SAN ANTONIO – In the NCAA women’s tournament game so far, Texas A&M guard Jordan Nixon hit a spinning float as the bell rang to beat Iowa State in overtime, 84-82, and give the Aggies a spot. at Sweet Sixteen.
“All I thought was ‘push’,” Nixon said. “Push. I have to go, I have to get out. As soon as I set the shot, I knew I was going in. Honestly.
“Once I saw daylight, I thought I didn’t have enough time to do anything, but my teammates ran down the court and I just had to pick it up,” Nixon said. “Putting it on is the only thing I thought. Live with the shot, live with the decision. I’m happy that it came in.”
He capped off Nixon’s career night, 35 points on 16-of-28 pitches plus 7 assists, and the second came close in one big moment after another when second-seeded Aggies came out of a hole in the second half.
“It’s always about confidence for me,” Nixon said. “My teammates wanted to give me the ball, they wanted me to take shots. They trusted me to make plays and they trusted me to lead this team.”

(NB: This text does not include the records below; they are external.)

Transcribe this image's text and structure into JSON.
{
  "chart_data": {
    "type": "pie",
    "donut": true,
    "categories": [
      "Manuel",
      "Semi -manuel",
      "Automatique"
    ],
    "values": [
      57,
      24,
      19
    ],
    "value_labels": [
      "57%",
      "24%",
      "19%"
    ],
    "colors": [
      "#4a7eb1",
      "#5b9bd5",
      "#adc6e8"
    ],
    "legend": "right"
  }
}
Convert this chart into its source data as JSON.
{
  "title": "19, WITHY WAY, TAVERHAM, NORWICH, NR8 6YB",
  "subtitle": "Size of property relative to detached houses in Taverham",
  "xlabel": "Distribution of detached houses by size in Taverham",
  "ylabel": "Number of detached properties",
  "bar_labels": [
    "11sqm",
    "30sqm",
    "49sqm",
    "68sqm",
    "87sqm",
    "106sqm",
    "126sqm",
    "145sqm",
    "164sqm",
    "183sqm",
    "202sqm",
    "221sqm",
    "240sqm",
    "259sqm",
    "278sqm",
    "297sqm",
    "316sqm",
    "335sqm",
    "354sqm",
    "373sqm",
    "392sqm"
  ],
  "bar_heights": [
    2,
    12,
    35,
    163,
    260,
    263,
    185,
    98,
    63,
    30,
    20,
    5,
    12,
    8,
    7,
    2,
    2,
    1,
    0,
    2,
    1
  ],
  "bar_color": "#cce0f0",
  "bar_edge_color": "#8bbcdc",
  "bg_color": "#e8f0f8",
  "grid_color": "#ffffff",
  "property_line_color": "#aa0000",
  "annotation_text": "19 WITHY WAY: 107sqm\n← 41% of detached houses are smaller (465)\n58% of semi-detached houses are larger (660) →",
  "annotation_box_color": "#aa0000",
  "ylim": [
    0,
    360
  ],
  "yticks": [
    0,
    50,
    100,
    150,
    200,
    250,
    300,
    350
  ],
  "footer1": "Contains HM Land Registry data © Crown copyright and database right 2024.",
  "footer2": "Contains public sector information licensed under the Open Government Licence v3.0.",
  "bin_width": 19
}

For Nixon, it was also an emotional game, as he had quietly dedicated it to his high school coach, Dave Edwards, a student of Aggie, who died a year and a day ago from COVID-19 at age 48.
“He was one of my biggest fans,” Nixon said. “This game was for him.”
Iowa State, a seventh seed, built a 12-point second-half lead behind a series of long-range shots from rookie Lexi Donarski and junior Ashley Joens. Joens had 32 points plus 18 rebounds and appeared to have sealed a trip to Sweet 16 for the Cyclones with a y-1 with 39 seconds left to put Iowa State up in four.
Aggie’s guard, N’dea Jones, responded quickly with a layup, Jones made two free throws and Nixon responded again with a jump shot. A&M caught the incoming pass and forced a jump, opening the door for Nixon to tie the game with a layup with five seconds left.
“Jordan Nixon is a winner. She’s so good,” A&M coach Gary Blair said. “I still remember two years ago when she came on her official visit. Sometimes you’re just lucky and you know she fits perfectly. When she came in she was a perfect fit.”
The Aggies’ first lead came in overtime when Nixon opened the extra frame with a 3. It was routine for Texas A&M as Iowa State rejected every run with an answer. But Nixon had more answers, throwing jumper shots at big points to keep A&M at attacking distance to prepare the running back who hits the buzzer.
“Jordan has that moment in her. She wants the moment,” Blair said. “That was probably the shot that was heard throughout the state of Texas. I hope everyone saw it.”
At the end of the stage, the intensity exploded in the Alamodome and despite the vast emptiness of the huge arena, the small crowd of family members was raucous. They booed the officials, chanted and cheered, stomped and clapped. It was a memorable setting despite COVID-19 protocols preventing a traditional tournament atmosphere.
“It was a phenomenal college basketball game,” said Iowa State Coach Bill Fennelly.
After the shot fell, just before her teammates attacked her looking for a pile of dogs, Nixon froze, taking in the scene and trying to take a snapshot of the memory.
“I was savoring the moment. In this age, in this age, we are always thinking about the next, always looking forward,” he said, “but that moment when I stopped, I was the one who took it in. Let’s go to Sweet 16, We just came back against a really good team, until the last moment. These are the moments. These are the moments you remember with your teammates. We will always remember this day, this year and this tournament. “
The Aggies will play No. 3 seed Arizona on Saturday.
“We need about two weeks off,” Blair joked, “and then we’ll play again.”